Flying to a remote spoke, via a hub
Travellers can now use a second hub city, such as London's Heathrow Airport, to connect to many major business cities across the globe. (Press Association)
Flying from Cleveland, Ohio in the US Midwest to see a supplier in Chongqing, central China is now a lot easier —and less expensive -- than it has been in the past.
Thanks to the increasing interconnectivity of carriers across the globe through air alliances such as Oneworld, SkyTeam and Star Alliance, travellers can now use a second hub city, such as London, Atlanta, Hong Kong or Singapore, to make a bewildering number of connections to major business cities across the world, usually with one ticket, one purchase and one check-in.
The hub and spoke model -- where travellers change planes to reach an airport not served by a direct flight -- is booming. Take the Middle East’s hubs for instance. The combined population of Dubai, Doha and Abu Dhabi is less than five million people, yet their airports will see a combined annual capacity of 190 million passengers in the next three years. The region’s passenger traffic was up more than 16% in April on last year alone, according to the International Air Transport Association (IATA).
In Asia, Jakarta, Bangkok and Beijing are among the fastest growing high-volume airports globally, according to Airports Council International.

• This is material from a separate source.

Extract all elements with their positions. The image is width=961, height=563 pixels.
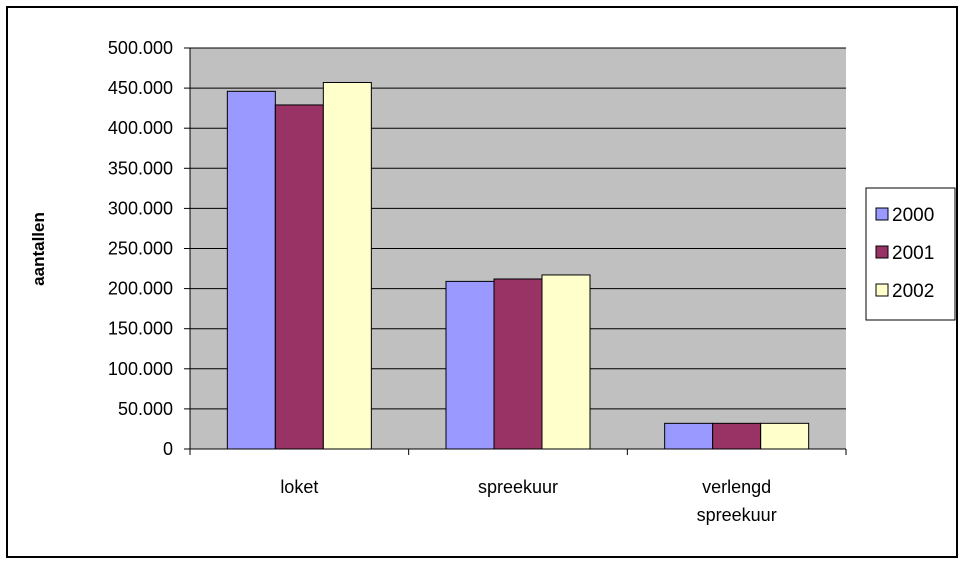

What this means for travellers is that there are new growing hubs to consider, and greater opportunities to save on the cost of a ticket. Indirect itineraries will always be priced competitively, and direct routes tend to be more expensive due to the higher demand, more convenient schedule and shorter flying times.
Less expensive fairs are also sometimes released on new routes, as airlines offer special introductory fares to coax passengers to fly with them. And the more obscure the routing, the more competitive the pricing can be. For instance flying from London to New Delhi via Almaty Airport in Kazakhstan can sometimes be cheaper than connecting through Oman or Munich. The trick is to know which routes are opening up from which hub airports.
To find the most affordable non-direct flights, keep your searches on travel aggregator websites such as Expedia, Opodo or Orbitz as wide as possible; don’t narrow them down to direct flights. Likewise, tell your travel agent that you will consider all indirect routes if they offer value for money.
Many of the largest carriers also have extensive global networks using the hub and spoke model, including British Airways, Air France and Lufthansa in Europe; Emirates, Qatar and Etihad Airways in the Middle East; Delta Air Lines, American and United Airlines in the US; and Cathay Pacific and Singapore Airlines in Asia. Online route maps show that many are expanding into Africa and South America; Asian carriers are connecting through Europe to get to the Americas; and some of the Middle Eastern airlines offer some of the world’s best connectivity via their hubs.
For example, travelling from Perth in Western Australia to Erbil in Northern Iraq is now possible on Qatar Airways via Doha. Lagos, Nigeria can be reached from Honolulu in the US if you drop in at Houston on United Airlines. In this case you only have to use one airline – and one ticket -- respectively.
For complex itineraries, you may need to fly more than one airline in more than one alliance, and this is when you may have to book flights separately. Sometimes an itinerary won't always be found as one ticket. You may need to search for separate flights on an aggregator or airline website, and you may have to purchase the two sectors separately.
Travellers also need to think about connection times for indirect flights to ensure they have enough time to get from one aircraft to the next. It's always worth speaking to an airlines’ call centre or a travel agent to ensure that the time gap really works.